Chinese tech firm, Kuaishou Technology, has launched a text-to-video (T2V) generator named ‘Kling,’ which may compete with OpenAI’s unreleased ‘Sora.’ Kuaishou, based in Beijing, cultivates content sharing platforms that speed up the process of content production, distribution, and consumption. Their short video platform, also named ‘Kuaishou’, is second only to TikTok in terms of daily active users.
The need to reduce reliance on human-generated content for their platforms may have been the catalyst behind the development of their T2V tool. Kling changes text prompts into temporally and spatially coherent videos of high quality. According to Kuaishou, Kling can generate videos of up to two minutes in length, with a resolution of 1080p at 30 frames per second. This is a minute longer than what OpenAI has stated that Sora can produce. Significantly, Kling has been released to the public, while Sora is still not available.
Like Sora, Kling operates on a diffusion transformer architecture. This offers the powerful technology that reconstructs 3D faces and bodies, capable of using a full-body image as a prompt to create a video with smooth limb movements. The early demo videos showcase impressive motion, but the longer clips typically have more scenic elements with fewer dynamic parts, possibly suggesting some restrictions of the platform. But Kling excels in generating natural-looking gestures, such as fingers moving or mouth actions, where AI typically struggles.
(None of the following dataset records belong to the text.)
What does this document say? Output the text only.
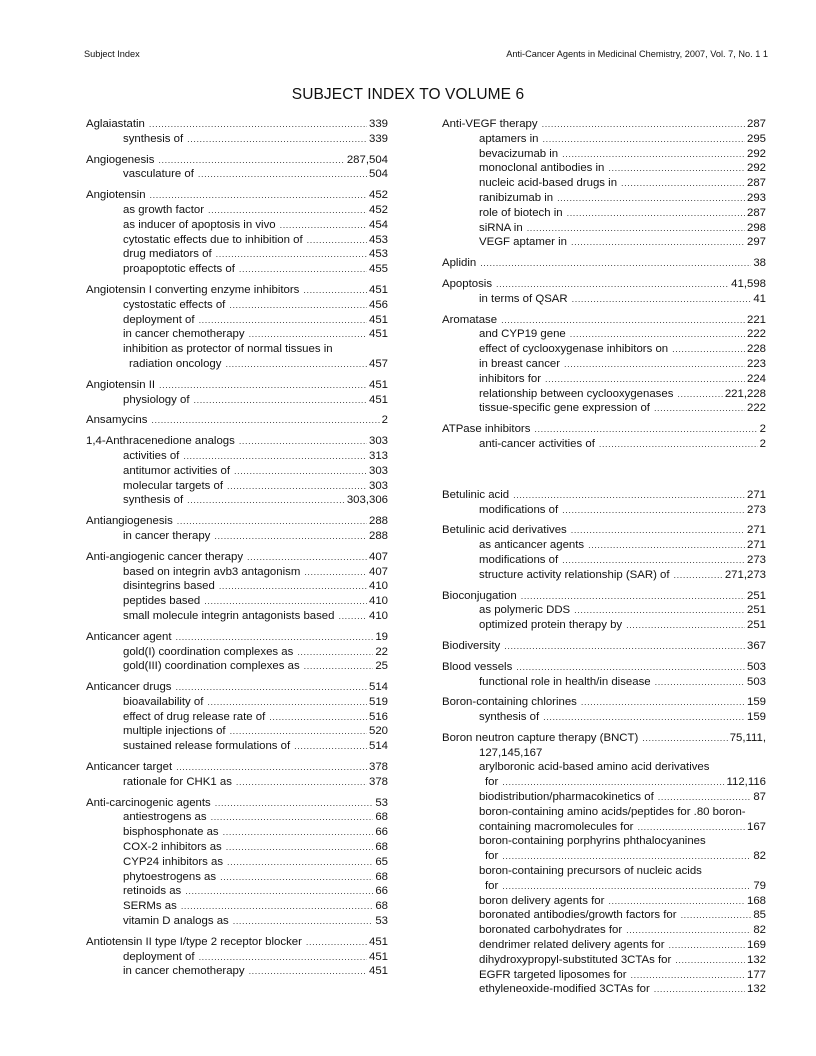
Subject Index	Anti-Cancer Agents in Medicinal Chemistry, 2007, Vol. 7, No. 1 1
SUBJECT INDEX TO VOLUME 6
Aglaiastatin .....	339
synthesis of .....	339
Angiogenesis .....	287,504
vasculature of .....	504
Angiotensin .....	452
as growth factor .....	452
as inducer of apoptosis in vivo .....	454
cytostatic effects due to inhibition of .....	453
drug mediators of .....	453
proapoptotic effects of .....	455
Angiotensin I converting enzyme inhibitors .....	451
cystostatic effects of .....	456
deployment of .....	451
in cancer chemotherapy .....	451
inhibition as protector of normal tissues in
radiation oncology .....	457
Angiotensin II .....	451
physiology of .....	451
Ansamycins .....	2
1,4-Anthracenedione analogs .....	303
activities of .....	313
antitumor activities of .....	303
molecular targets of .....	303
synthesis of .....	303,306
Antiangiogenesis .....	288
in cancer therapy .....	288
Anti-angiogenic cancer therapy .....	407
based on integrin avb3 antagonism .....	407
disintegrins based .....	410
peptides based .....	410
small molecule integrin antagonists based .....	410
Anticancer agent .....	19
gold(I) coordination complexes as .....	22
gold(III) coordination complexes as .....	25
Anticancer drugs .....	514
bioavailability of .....	519
effect of drug release rate of .....	516
multiple injections of .....	520
sustained release formulations of .....	514
Anticancer target .....	378
rationale for CHK1 as .....	378
Anti-carcinogenic agents .....	53
antiestrogens as .....	68
bisphosphonate as .....	66
COX-2 inhibitors as .....	68
CYP24 inhibitors as .....	65
phytoestrogens as .....	68
retinoids as .....	66
SERMs as .....	68
vitamin D analogs as .....	53
Antiotensin II type I/type 2 receptor blocker .....	451
deployment of .....	451
in cancer chemotherapy .....	451
Anti-VEGF therapy .....	287
aptamers in .....	295
bevacizumab in .....	292
monoclonal antibodies in .....	292
nucleic acid-based drugs in .....	287
ranibizumab in .....	293
role of biotech in .....	287
siRNA in .....	298
VEGF aptamer in .....	297
Aplidin .....	38
Apoptosis .....	41,598
in terms of QSAR .....	41
Aromatase .....	221
and CYP19 gene .....	222
effect of cyclooxygenase inhibitors on .....	228
in breast cancer .....	223
inhibitors for .....	224
relationship between cyclooxygenases .....	221,228
tissue-specific gene expression of .....	222
ATPase inhibitors .....	2
anti-cancer activities of .....	2
Betulinic acid .....	271
modifications of .....	273
Betulinic acid derivatives .....	271
as anticancer agents .....	271
modifications of .....	273
structure activity relationship (SAR) of .....	271,273
Bioconjugation .....	251
as polymeric DDS .....	251
optimized protein therapy by .....	251
Biodiversity .....	367
Blood vessels .....	503
functional role in health/in disease .....	503
Boron-containing chlorines .....	159
synthesis of .....	159
Boron neutron capture therapy (BNCT) .....	75,111,
127,145,167
arylboronic acid-based amino acid derivatives
for .....	112,116
biodistribution/pharmacokinetics of .....	87
boron-containing amino acids/peptides for .80 boron-
containing macromolecules for .....	167
boron-containing porphyrins phthalocyanines
for .....	82
boron-containing precursors of nucleic acids
for .....	79
boron delivery agents for .....	168
boronated antibodies/growth factors for .....	85
boronated carbohydrates for .....	82
dendrimer related delivery agents for .....	169
dihydroxypropyl-substituted 3CTAs for .....	132
EGFR targeted liposomes for .....	177
ethyleneoxide-modified 3CTAs for .....	132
Notably, the release of Kling speaks to a broader dichotomy in global AI development approaches. As Western companies like OpenAI grapple with questions of AI safety, privacy, and disinformation issues, China is moving ahead with technological innovations despite US sanctions intended to restrict its advancements. While OpenAI may be focused on ensuring Sora aligns with safety or ‘political correctness,’ Chinese AI technologies could fill in the gap for reliable T2V tools if no solution is found in the USA soon.